Bundeswirtschaftsminister Altmaier hält die Lausitz als Batterienstandort für möglich. Ifo-Präsident Fuest widerspricht dem, da diese keine Expertise auf dem Gebiet der Batterietechnologie besitzt.

Der Präsident des Ifo-Instituts, Clemens Fuest, gibt der Lausitz nach Angaben des Mitteldeutschen Rundfunks (MDR) keine Chance für die Ansiedlung einer Fabrik für Batteriezellenfertigung. "Es gibt in der Lausitz heute keine Kompetenz im Bereich Batterien und Mobilität", sagte Fuest dem MDR-Magazin "Umschau" nach Angaben des Senders vom Dienstag. "Eine Batteriefabrik könnte erfolgreich sein, wenn sie in Wolfsburg, in Stuttgart oder in München ist, wo wir schon Expertise haben. Diese gibt es in der Lausitz nicht." Bundeswirtschaftsminister Peter Altmaier (CDU) hält den Aufbau einer Batteriezellen-Produktion in der Lausitz dagegen für möglich. Die Lausitz in Brandenburg und Sachsen ist vom geplanten Ausstieg aus der Braunkohle bis 2038 betroffen.

Münster in Nordrhein-Westfalen hatte von Bundesforschungsministerin Anja Karliczek (CDU) den Zuschlag als Hauptstandort für eine neue Batteriefabrik bekommen. Brandenburgs Wissenschaftsministerin Martina Münch (SPD) wies in der vergangenen Woche darauf hin, dass ihr Land sich nicht dafür beworben hatte, da es keinen Forschungsstandort gebe, der in diesem Bereich forscht. Sie hofft, dass die Forschung in Münster läuft, die Produktion aber an andere Standorte geht. Der BASF-Standort Schwarzheide in der brandenburgischen Lausitz ist nach eigener Darstellung an der Ansiedlung einer Produktionsanlage für Batterie-Materialien interessiert. Der Vorstand muss nach Angaben der BASF Schwarzheide noch über den Bau einer Neuanlage entscheiden.

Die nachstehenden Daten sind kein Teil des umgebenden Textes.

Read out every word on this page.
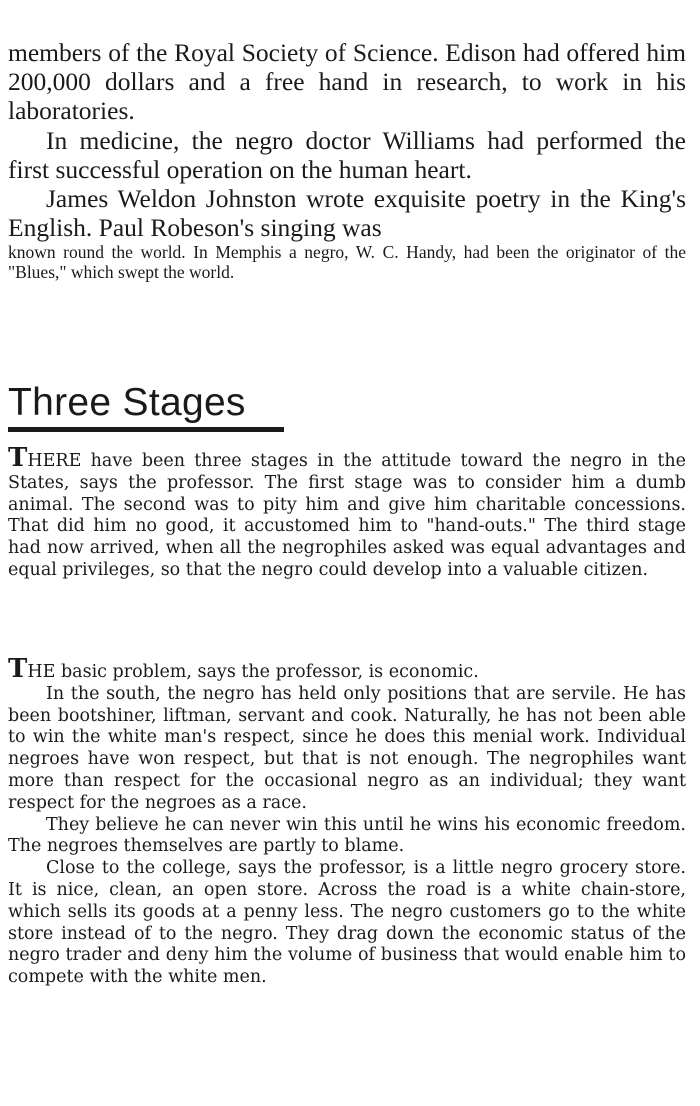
members of the Royal Society of Science. Edison had offered him 200,000 dollars and a free hand in research, to work in his laboratories.

In medicine, the negro doctor Williams had performed the first successful operation on the human heart.

James Weldon Johnston wrote exquisite poetry in the King's English. Paul Robeson's singing was

known round the world. In Memphis a negro, W. C. Handy, had been the originator of the "Blues," which swept the world.

Three Stages

THERE have been three stages in the attitude toward the negro in the States, says the professor. The first stage was to consider him a dumb animal. The second was to pity him and give him charitable concessions. That did him no good, it accustomed him to "hand-outs." The third stage had now arrived, when all the negrophiles asked was equal advantages and equal privileges, so that the negro could develop into a valuable citizen.

THE basic problem, says the professor, is economic.

In the south, the negro has held only positions that are servile. He has been bootshiner, liftman, servant and cook. Naturally, he has not been able to win the white man's respect, since he does this menial work. Individual negroes have won respect, but that is not enough. The negrophiles want more than respect for the occasional negro as an individual; they want respect for the negroes as a race.

They believe he can never win this until he wins his economic freedom. The negroes themselves are partly to blame.

Close to the college, says the professor, is a little negro grocery store. It is nice, clean, an open store. Across the road is a white chain-store, which sells its goods at a penny less. The negro customers go to the white store instead of to the negro. They drag down the economic status of the negro trader and deny him the volume of business that would enable him to compete with the white men.
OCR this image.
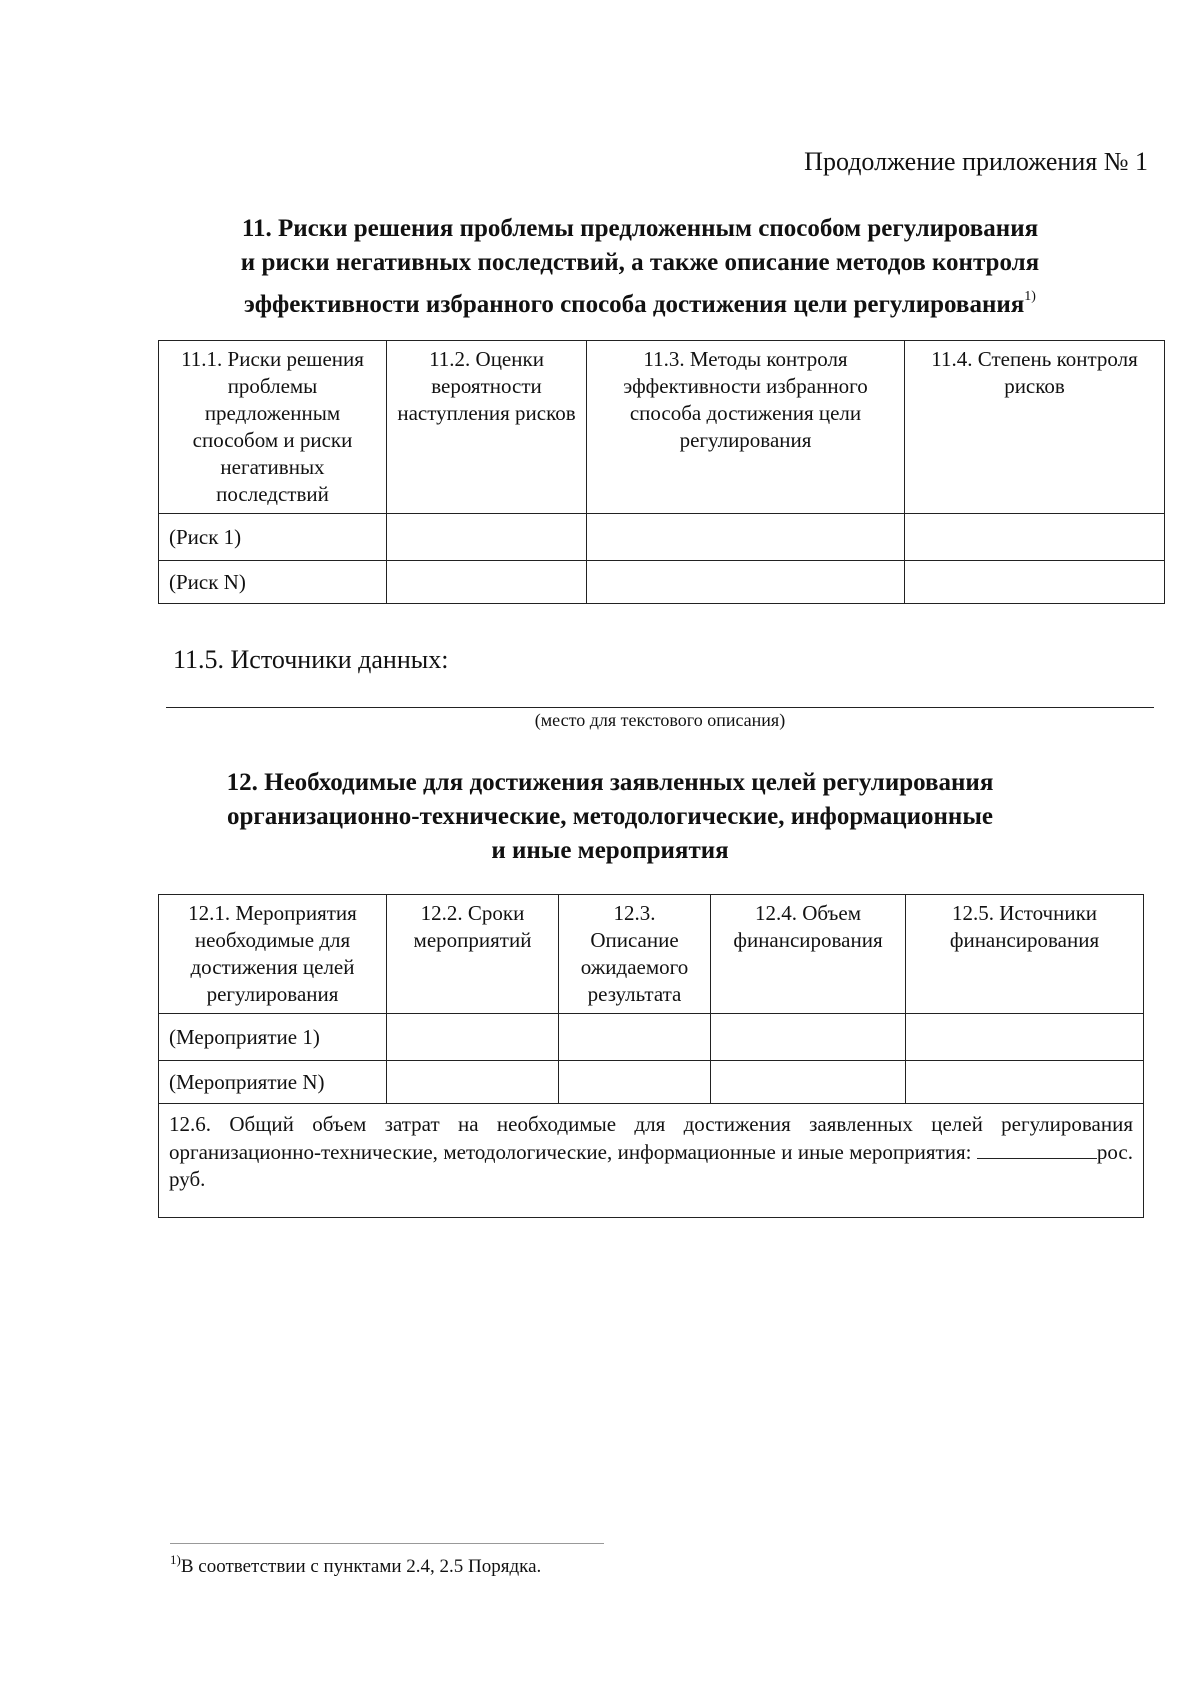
Продолжение приложения № 1
11. Риски решения проблемы предложенным способом регулирования
и риски негативных последствий, а также описание методов контроля
эффективности избранного способа достижения цели регулирования$^{1)}$
11.1. Риски решения проблемы предложенным способом и риски негативных последствий	11.2. Оценки вероятности наступления рисков	11.3. Методы контроля эффективности избранного способа достижения цели регулирования	11.4. Степень контроля рисков
(Риск 1)			
(Риск N)			
11.5. Источники данных:
(место для текстового описания)
12. Необходимые для достижения заявленных целей регулирования
организационно-технические, методологические, информационные
и иные мероприятия
12.1. Мероприятия необходимые для достижения целей регулирования	12.2. Сроки мероприятий	12.3. Описание ожидаемого результата	12.4. Объем финансирования	12.5. Источники финансирования
(Мероприятие 1)				
(Мероприятие N)				
12.6. Общий объем затрат на необходимые для достижения заявленных целей регулирования организационно-технические, методологические, информационные и иные мероприятия: рос. руб.				
$^{1)}$В соответствии с пунктами 2.4, 2.5 Порядка.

Kompensation für Braunkohle

Der Hintergrund zum Ausbau der Batterietechnologien ist der, dass die Bundesregierung für Deutschland den Kohleausstieg bis 2038 will. Die Kommission für Wachstum, Strukturwandel und Beschäftigung (Kohlekommission) hat in ihrem Abschlussbericht Anfang 2019 der Bundesregierung Maßnahmen zur sozialen und strukturpolitischen Entwicklung der Braunkohleregionen empfohlen. Arbeitsplätze, die durch die Schließung der Kohlebetriebe wegfallen, sollen mit der Ansiedlung neuer Unternehmen kompensiert werden. Dabei ging es auch immer wieder um Batteriezellenfabriken in der Lausitz. Bundeswirtschaftsminister Peter Altmaier hatte erklärt, dass die Bundesregierung bis 2021 aus dem Etat des Wirtschaftsministeriums eine Mrd. Euro für die Förderung einer Batteriezellenfertigung in Deutschland zur Verfügung stellen will. Das geht aus Informationen des Mitteldeutschen Rundfunks hervor. (dpa/mdr/bh)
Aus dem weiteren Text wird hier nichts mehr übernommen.